The major human evolutionary adaptation is culture. Without culture, which includes writing and altruism, the human species has no hope. Global warming is rapidly leading to climate collapse which may interrupt human cultural transmission.

I recently read David Orr’s book about climate collapse (a better description than global warming), Down to the Wire. He made a distinction between optimism and hope. Optimism is when you can realistically predict a good outcome, however uncertain. Hope is an attitude that keeps you working even when optimism is not a realistic possibility. He said that no rational person could give an optimistic assessment that the Earth is going to avoid climate collapse—that is, enough of a collapse to mess up human civilization. But we need to have hope, even if not optimism.

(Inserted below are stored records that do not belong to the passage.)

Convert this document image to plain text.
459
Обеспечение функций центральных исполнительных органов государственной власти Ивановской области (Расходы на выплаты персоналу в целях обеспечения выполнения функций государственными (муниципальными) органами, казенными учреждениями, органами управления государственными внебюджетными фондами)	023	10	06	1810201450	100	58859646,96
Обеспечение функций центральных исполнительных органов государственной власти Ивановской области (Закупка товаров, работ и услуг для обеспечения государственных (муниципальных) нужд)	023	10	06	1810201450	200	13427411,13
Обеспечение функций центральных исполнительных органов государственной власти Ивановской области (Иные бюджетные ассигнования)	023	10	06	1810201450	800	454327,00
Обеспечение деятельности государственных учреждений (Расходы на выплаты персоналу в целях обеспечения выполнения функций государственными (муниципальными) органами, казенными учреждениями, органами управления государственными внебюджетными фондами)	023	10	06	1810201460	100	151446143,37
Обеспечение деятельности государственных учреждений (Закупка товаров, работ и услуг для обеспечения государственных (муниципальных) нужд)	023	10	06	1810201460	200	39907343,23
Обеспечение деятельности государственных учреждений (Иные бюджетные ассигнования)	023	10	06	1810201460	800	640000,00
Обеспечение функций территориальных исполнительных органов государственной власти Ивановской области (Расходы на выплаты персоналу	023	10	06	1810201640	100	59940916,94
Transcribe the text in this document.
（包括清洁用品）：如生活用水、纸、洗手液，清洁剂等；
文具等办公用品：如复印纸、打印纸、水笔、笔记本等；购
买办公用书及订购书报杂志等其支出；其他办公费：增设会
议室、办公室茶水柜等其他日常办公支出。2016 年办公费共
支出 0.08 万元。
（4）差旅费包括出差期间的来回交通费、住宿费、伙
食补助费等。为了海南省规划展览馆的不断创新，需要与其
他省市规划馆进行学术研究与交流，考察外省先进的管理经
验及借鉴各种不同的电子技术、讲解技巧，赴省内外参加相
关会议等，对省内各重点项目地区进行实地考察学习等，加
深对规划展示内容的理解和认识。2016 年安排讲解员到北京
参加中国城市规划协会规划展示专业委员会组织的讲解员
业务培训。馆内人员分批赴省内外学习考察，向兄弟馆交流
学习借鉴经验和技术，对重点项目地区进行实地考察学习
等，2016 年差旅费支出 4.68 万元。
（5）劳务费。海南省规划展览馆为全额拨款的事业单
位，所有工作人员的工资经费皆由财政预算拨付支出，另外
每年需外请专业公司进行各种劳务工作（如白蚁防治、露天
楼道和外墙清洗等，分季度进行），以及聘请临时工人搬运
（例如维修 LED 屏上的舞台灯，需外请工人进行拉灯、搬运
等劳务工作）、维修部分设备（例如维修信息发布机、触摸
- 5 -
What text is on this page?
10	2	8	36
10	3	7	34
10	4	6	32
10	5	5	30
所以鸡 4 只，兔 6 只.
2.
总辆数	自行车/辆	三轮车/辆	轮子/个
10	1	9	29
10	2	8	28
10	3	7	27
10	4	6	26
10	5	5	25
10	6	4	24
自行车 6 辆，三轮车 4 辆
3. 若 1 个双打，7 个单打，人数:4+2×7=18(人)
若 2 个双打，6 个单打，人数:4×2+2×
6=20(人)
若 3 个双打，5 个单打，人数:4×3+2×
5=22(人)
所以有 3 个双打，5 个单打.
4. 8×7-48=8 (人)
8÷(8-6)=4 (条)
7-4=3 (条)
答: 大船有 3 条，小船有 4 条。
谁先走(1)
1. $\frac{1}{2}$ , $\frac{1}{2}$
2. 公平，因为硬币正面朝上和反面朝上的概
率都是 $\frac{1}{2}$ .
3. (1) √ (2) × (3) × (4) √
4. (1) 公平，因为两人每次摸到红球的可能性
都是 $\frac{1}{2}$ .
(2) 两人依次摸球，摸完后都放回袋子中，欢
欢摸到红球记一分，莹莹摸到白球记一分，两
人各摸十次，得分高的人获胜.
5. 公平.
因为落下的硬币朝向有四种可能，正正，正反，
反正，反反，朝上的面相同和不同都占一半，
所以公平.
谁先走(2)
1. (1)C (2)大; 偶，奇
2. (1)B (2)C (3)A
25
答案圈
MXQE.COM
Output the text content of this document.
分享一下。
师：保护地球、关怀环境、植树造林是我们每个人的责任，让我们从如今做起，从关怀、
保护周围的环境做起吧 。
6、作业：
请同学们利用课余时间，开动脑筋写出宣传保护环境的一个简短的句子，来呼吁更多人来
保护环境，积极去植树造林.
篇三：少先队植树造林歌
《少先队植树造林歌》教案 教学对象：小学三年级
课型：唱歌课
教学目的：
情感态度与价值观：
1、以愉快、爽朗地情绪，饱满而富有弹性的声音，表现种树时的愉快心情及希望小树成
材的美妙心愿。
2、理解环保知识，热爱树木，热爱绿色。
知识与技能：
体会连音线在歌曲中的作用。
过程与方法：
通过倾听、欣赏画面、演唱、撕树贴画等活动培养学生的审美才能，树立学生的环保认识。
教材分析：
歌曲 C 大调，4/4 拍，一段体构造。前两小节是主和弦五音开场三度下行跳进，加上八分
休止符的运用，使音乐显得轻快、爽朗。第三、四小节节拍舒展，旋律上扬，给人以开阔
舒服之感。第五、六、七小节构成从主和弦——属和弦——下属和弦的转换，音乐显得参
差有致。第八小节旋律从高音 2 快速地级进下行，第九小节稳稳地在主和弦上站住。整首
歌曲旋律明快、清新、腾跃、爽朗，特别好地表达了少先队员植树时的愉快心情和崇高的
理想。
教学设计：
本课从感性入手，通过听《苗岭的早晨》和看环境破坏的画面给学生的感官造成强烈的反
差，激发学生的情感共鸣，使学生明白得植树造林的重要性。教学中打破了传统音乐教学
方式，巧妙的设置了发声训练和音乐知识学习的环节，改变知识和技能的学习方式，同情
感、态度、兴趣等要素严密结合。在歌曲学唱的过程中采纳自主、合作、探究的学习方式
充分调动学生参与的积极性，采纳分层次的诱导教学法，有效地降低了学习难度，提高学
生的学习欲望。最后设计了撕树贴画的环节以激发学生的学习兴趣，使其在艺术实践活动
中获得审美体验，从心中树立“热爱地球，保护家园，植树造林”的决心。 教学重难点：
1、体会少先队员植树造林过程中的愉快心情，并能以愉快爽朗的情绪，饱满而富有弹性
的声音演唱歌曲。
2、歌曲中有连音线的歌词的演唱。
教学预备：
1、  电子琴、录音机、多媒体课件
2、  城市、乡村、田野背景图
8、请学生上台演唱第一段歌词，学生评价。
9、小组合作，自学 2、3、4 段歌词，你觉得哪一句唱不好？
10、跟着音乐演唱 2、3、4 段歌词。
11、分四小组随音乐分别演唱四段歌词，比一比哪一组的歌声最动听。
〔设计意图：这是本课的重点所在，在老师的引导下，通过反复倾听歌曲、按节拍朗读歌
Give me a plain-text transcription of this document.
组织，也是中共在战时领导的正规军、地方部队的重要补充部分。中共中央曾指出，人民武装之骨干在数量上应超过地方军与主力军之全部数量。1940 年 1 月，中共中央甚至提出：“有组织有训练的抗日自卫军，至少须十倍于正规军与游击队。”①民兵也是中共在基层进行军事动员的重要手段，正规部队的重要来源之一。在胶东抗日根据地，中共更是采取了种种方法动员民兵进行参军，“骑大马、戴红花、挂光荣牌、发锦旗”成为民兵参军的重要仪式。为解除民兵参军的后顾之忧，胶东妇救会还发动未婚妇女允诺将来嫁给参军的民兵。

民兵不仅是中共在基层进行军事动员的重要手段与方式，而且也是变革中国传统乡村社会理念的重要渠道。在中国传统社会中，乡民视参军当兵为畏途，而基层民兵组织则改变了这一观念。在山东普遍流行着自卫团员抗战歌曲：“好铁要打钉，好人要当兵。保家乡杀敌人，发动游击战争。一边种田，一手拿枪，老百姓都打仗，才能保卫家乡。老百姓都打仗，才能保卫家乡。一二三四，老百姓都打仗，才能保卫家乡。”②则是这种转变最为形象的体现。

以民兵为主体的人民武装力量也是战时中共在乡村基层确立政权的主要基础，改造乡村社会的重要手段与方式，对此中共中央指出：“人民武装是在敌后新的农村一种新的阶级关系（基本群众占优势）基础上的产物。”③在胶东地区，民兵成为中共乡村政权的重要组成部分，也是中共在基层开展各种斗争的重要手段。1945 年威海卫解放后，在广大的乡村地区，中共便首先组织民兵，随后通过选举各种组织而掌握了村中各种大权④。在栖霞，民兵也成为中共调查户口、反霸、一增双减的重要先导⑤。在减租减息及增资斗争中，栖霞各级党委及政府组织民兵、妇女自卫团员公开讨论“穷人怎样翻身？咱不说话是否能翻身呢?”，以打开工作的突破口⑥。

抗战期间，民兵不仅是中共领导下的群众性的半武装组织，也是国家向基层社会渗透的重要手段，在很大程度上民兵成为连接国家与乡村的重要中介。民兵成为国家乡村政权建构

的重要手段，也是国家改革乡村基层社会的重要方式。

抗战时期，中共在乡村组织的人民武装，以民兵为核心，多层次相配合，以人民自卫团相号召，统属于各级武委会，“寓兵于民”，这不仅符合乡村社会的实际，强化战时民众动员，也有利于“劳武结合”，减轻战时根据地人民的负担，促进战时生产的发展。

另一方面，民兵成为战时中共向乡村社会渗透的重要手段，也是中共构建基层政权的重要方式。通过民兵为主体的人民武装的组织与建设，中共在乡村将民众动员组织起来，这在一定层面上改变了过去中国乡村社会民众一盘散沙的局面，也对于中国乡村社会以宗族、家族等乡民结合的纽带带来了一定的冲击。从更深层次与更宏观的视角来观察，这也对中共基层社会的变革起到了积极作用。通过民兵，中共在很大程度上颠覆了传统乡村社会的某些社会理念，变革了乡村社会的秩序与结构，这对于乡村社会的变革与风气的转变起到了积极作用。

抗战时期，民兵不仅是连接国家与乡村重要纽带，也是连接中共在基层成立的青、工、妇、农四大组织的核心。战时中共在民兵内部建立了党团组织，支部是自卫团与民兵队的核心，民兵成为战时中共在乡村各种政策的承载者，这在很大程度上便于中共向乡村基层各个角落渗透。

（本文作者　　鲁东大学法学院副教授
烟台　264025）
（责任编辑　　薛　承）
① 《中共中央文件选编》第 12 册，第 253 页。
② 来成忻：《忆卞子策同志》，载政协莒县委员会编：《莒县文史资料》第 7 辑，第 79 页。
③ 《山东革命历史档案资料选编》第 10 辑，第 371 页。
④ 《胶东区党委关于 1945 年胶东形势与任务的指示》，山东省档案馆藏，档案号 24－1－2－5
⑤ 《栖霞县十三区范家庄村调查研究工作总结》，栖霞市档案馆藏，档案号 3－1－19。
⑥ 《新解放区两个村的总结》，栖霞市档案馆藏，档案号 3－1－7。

But as I read the book, it became clear that, if Orr is right, the only way we can avoid climate collapse is for everyone to do everything right, right now, even though we are doing almost nothing right, right now, in terms of reducing carbon emissions. No grounds for optimism here, and hope is a fantasy, even though it may be an essential one.

At the same time, I was reading Margaret Atwood’s novel of a dystopian future, Oryx and Crake. It was a future in which humans and most wild animals are nearly extinct, replaced by genetically engineered humanoids and animaloids, and a future with brutal global warming. (Atwood is the master of dystopias, of which The Handmaid’s Tale is the most famous.) She made the point that, in humans as in other intelligent animals, all it takes is for cultural transmission to be interrupted for a single generation, and the game is over forever—the most important aspects of human adaptation will be lost. Our bodies and our instincts, by themselves, will not get us very far. Climate collapse would not need to cause extinction; all it would have to do is to interrupt human culture for a generation.

Evolution will go on, the human species will persist in a physically recognizable form, but we now face the possibility of global cultural interruption.

A version of this essay will appear this fall on my website.